The latest report of U.N. Migration Agency (IOM) revealed more than 100,000 migrants and refugees entered Europe by sea until the 3rd July and 2,247 deaths have been reported.
The report, published on Tuesday, said a total of 101,210 migrants and refugees entered Europe by sea, with 85 percent arriving in Italy while the rest were divided between Greece, Cyprus and Spain. While the report states the total death rate is approaching 2,250, it is still less than the number of deaths recorded last year till July which was 2,963.
However, this is the fourth consecutive year when the number of migrant deaths on the Mediterranean Sea has exceeded 2,000.
Worldwide, the IOM Missing Migrants Project (MMP) reports there were 3,047 fatalities until 2nd July with the Mediterranean region accounting for the largest proportion of deaths, at three quarters of the global total.

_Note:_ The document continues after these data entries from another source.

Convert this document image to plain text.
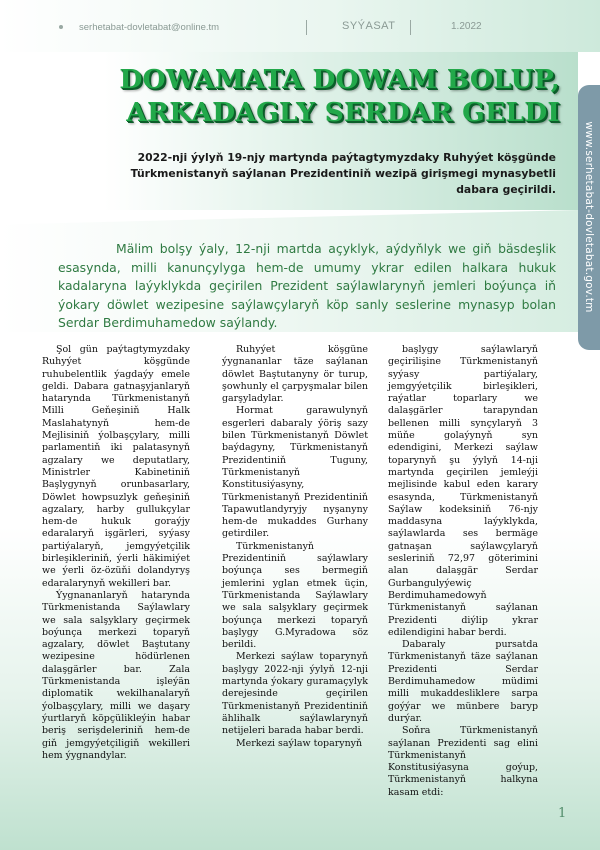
serhetabat-dovletabat@online.tm	SYÝASAT	1.2022
DOWAMATA DOWAM BOLUP,
ARKADAGLY SERDAR GELDI

2022-nji ýylyň 19-njy martynda paýtagtymyzdaky Ruhyýet köşgünde Türkmenistanyň saýlanan Prezidentiniň wezipä girişmegi mynasybetli dabara geçirildi.	www.serhetabat-dovletabat.gov.tm

Mälim bolşy ýaly, 12-nji martda açyklyk, aýdyňlyk we giň bäsdeşlik esasynda, milli kanunçylyga hem-de umumy ykrar edilen halkara hukuk kadalaryna laýyklykda geçirilen Prezident saýlawlarynyň jemleri boýunça iň ýokary döwlet wezipesine saýlawçylaryň köp sanly seslerine mynasyp bolan Serdar Berdimuhamedow saýlandy.

Şol gün paýtagtymyzdaky Ruhyýet köşgünde ruhubelentlik ýagdaýy emele geldi. Dabara gatnaşyjanlaryň hatarynda Türkmenistanyň Milli Geňeşiniň Halk Maslahatynyň hem-de Mejlisiniň ýolbaşçylary, milli parlamentiň iki palatasynyň agzalary we deputatlary, Ministrler Kabinetiniň Başlygynyň orunbasarlary, Döwlet howpsuzlyk geňeşiniň agzalary, harby gullukçylar hem-de hukuk goraýjy edaralaryň işgärleri, syýasy partiýalaryň, jemgyýetçilik birleşikleriniň, ýerli häkimiýet we ýerli öz-özüňi dolandyryş edaralarynyň wekilleri bar.

Ýygnananlaryň hatarynda Türkmenistanda Saýlawlary we sala salşyklary geçirmek boýunça merkezi toparyň agzalary, döwlet Baştutany wezipesine hödürlenen dalaşgärler bar. Zala Türkmenistanda işleýän diplomatik wekilhanalaryň ýolbaşçylary, milli we daşary ýurtlaryň köpçülikleýin habar beriş serişdeleriniň hem-de giň jemgyýetçiligiň wekilleri hem ýygnandylar.

Ruhyýet köşgüne ýygnananlar täze saýlanan döwlet Baştutanyny ör turup, şowhunly el çarpyşmalar bilen garşyladylar.

Hormat garawulynyň esgerleri dabaraly ýöriş sazy bilen Türkmenistanyň Döwlet baýdagyny, Türkmenistanyň Prezidentiniň Tuguny, Türkmenistanyň Konstitusiýasyny, Türkmenistanyň Prezidentiniň Tapawutlandyryjy nyşanyny hem-de mukaddes Gurhany getirdiler.

Türkmenistanyň Prezidentiniň saýlawlary boýunça ses bermegiň jemlerini yglan etmek üçin, Türkmenistanda Saýlawlary we sala salşyklary geçirmek boýunça merkezi toparyň başlygy G.Myradowa söz berildi.

Merkezi saýlaw toparynyň başlygy 2022-nji ýylyň 12-nji martynda ýokary guramaçylyk derejesinde geçirilen Türkmenistanyň Prezidentiniň ählihalk saýlawlarynyň netijeleri barada habar berdi.

Merkezi saýlaw toparynyň

başlygy saýlawlaryň geçirilişine Türkmenistanyň syýasy partiýalary, jemgyýetçilik birleşikleri, raýatlar toparlary we dalaşgärler tarapyndan bellenen milli synçylaryň 3 müňe golaýynyň syn edendigini, Merkezi saýlaw toparynyň şu ýylyň 14-nji martynda geçirilen jemleýji mejlisinde kabul eden karary esasynda, Türkmenistanyň Saýlaw kodeksiniň 76-njy maddasyna laýyklykda, saýlawlarda ses bermäge gatnaşan saýlawçylaryň sesleriniň 72,97 göterimini alan dalaşgär Serdar Gurbangulyýewiç Berdimuhamedowyň Türkmenistanyň saýlanan Prezidenti diýlip ykrar edilendigini habar berdi.

Dabaraly pursatda Türkmenistanyň täze saýlanan Prezidenti Serdar Berdimuhamedow müdimi milli mukaddesliklere sarpa goýýar we münbere baryp durýar.

Soňra Türkmenistanyň saýlanan Prezidenti sag elini Türkmenistanyň Konstitusiýasyna goýup, Türkmenistanyň halkyna kasam etdi:

1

Another report released by the U.N. body in June had stated that 81,292 migrants, including refugees, entered Europe by sea until June 18.
Italy is the main destination for migrants attempting to reach Europe by sea, due to its proximity with Libya. More than 500,000 migrants have passed through Italian ports since 2014, and numbers are on the rise again.
Out of the three main routes used by refugees and migrants to reach Europe – the Western Mediterranean route, the Central Mediterranean route and the Eastern Mediterranean route have become the most commonly used, and also the deadliest, a study of mixed refugee and migrant flows by UNHSR states.
The report also found that around half of those travelling to Libya do so believing they can find jobs there, but end up fleeing onwards to Europe to escape life-threatening insecurity, instability, difficult economic conditions plus widespread exploitation and abuse.
According to the study, refugees and migrants in Libya are predominantly young men – 80 percent – with an average age of 22 and 72 percent of them travel alone. Women tend to move towards Europe over a short period of time and many of them, particularly those from West and Central Africa, are victims of trafficking.
The number of unaccompanied and separated children travelling alone is also rising, and now represents some 14 percent of all arrivals in Europe via the Central Mediterranean route. These children come mainly from Eritrea, Gambia and Nigeria.